Residents have traditionally had little formal training in examining patients to determine death, notifying families, and in recording proper documentation.
The Phone Call: "Please come and pronounce this patient"
1. Find out the circumstances of the death - expected or sudden?; is the family present? What is the patient's age?
2. Preparation Before You Enter the Room
3. Get the details on the circumstances of death from the RN.
4. Find out if the attending physician has been called. In general, see the patient before you call the attending, unless there are unusual family dynamics or details surrounding the death that you should discuss prior to seeing the patient or family members in the room.
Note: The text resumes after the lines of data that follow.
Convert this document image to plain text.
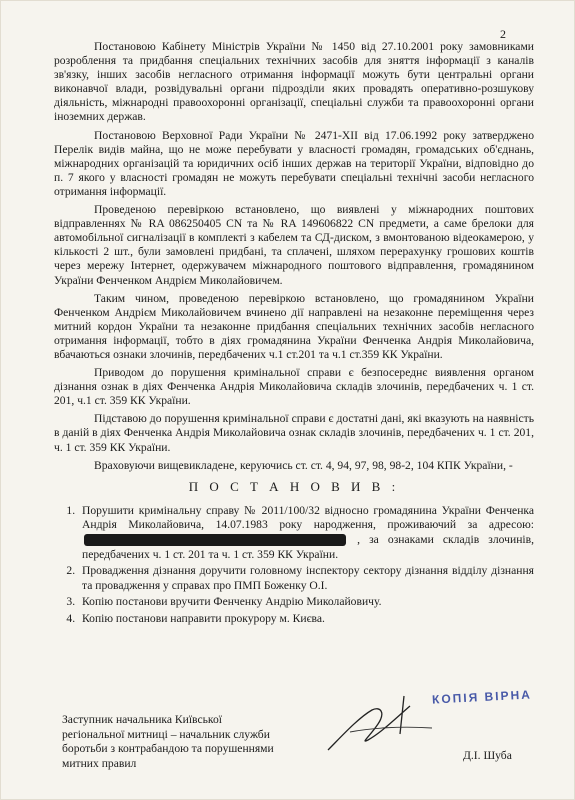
2

Постановою Кабінету Міністрів України № 1450 від 27.10.2001 року замовниками розроблення та придбання спеціальних технічних засобів для зняття інформації з каналів зв'язку, інших засобів негласного отримання інформації можуть бути центральні органи виконавчої влади, розвідувальні органи підрозділи яких провадять оперативно-розшукову діяльність, міжнародні правоохоронні організації, спеціальні служби та правоохоронні органи іноземних держав.

Постановою Верховної Ради України № 2471-XII від 17.06.1992 року затверджено Перелік видів майна, що не може перебувати у власності громадян, громадських об'єднань, міжнародних організацій та юридичних осіб інших держав на території України, відповідно до п. 7 якого у власності громадян не можуть перебувати спеціальні технічні засоби негласного отримання інформації.

Проведеною перевіркою встановлено, що виявлені у міжнародних поштових відправленнях № RA 086250405 CN та № RA 149606822 CN предмети, а саме брелоки для автомобільної сигналізації в комплекті з кабелем та СД-диском, з вмонтованою відеокамерою, у кількості 2 шт., були замовлені придбані, та сплачені, шляхом перерахунку грошових коштів через мережу Інтернет, одержувачем міжнародного поштового відправлення, громадянином України Фенченком Андрієм Миколайовичем.

Таким чином, проведеною перевіркою встановлено, що громадянином України Фенченком Андрієм Миколайовичем вчинено дії направлені на незаконне переміщення через митний кордон України та незаконне придбання спеціальних технічних засобів негласного отримання інформації, тобто в діях громадянина України Фенченка Андрія Миколайовича, вбачаються ознаки злочинів, передбачених ч.1 ст.201 та ч.1 ст.359 КК України.

Приводом до порушення кримінальної справи є безпосереднє виявлення органом дізнання ознак в діях Фенченка Андрія Миколайовича складів злочинів, передбачених ч. 1 ст. 201, ч.1 ст. 359 КК України.

Підставою до порушення кримінальної справи є достатні дані, які вказують на наявність в даній в діях Фенченка Андрія Миколайовича ознак складів злочинів, передбачених ч. 1 ст. 201, ч. 1 ст. 359 КК України.

Враховуючи вищевикладене, керуючись ст. ст. 4, 94, 97, 98, 98-2, 104 КПК України, -

П О С Т А Н О В И В :

1. Порушити кримінальну справу № 2011/100/32 відносно громадянина України Фенченка Андрія Миколайовича, 14.07.1983 року народження, проживаючий за адресою:  , за ознаками складів злочинів, передбачених ч. 1 ст. 201 та ч. 1 ст. 359 КК України.
2. Провадження дізнання доручити головному інспектору сектору дізнання відділу дізнання та провадження у справах про ПМП Боженку О.І.
3. Копію постанови вручити Фенченку Андрію Миколайовичу.
4. Копію постанови направити прокурору м. Києва.
КОПІЯ ВІРНА
Заступник начальника Київської регіональної митниці – начальник служби боротьби з контрабандою та порушеннями митних правил
Д.І. Шуба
5. Has the family requested an autopsy? Do you see a value in requesting an autopsy?
6. Determine if the patient/family has already been contacted by the Organ Donor Network.
7. Review the chart for important medical (length of admission, cause of death) and family issues (who is family?, faith?, is there a clergy contact?).
In the Room
1. You may want to ask the nurse or chaplain to accompany you; he/she can give you support and introduce you to the family.
2. Introduce yourself (including your relationship to the patient) to the family if they are present. Ask each person their name and relationship to the patient.
3. Empathetic statements are appropriate: "I'm sorry for your loss..."; or "This must be very difficult for you...".
4. Explain what you are there to do. Tell the family they are welcome to stay if they wish, while you examine their loved one.
5. Ask if the family has any questions; if you cannot answer, contact someone who can.
1. Identify the patient by the hospital ID tag; Note the general appearance of the body.
2. Ascertain that the patient does not rouse to verbal or tactile stimuli. Avoid overtly painful stimuli especially if family members are present. Nipple or testicle twisting, or deep sternal pressure are inappropriate.
3. Listen for the absence of heart sounds; feel for the absence of carotid pulse.
4. Look and listen for the absence of spontaneous respirations.
5. Record the position of the pupils and the absence of pupillary light reflex.
6. Record the time at which your assessment was completed.
Documentation in the Medical Record
1. Called to pronounce (name); Chart findings of physical examination.
2. Note date and time of death; Note if family and attending physician were notified.
3. Document if family declines or accepts autopsy; Document if the coroner was notified.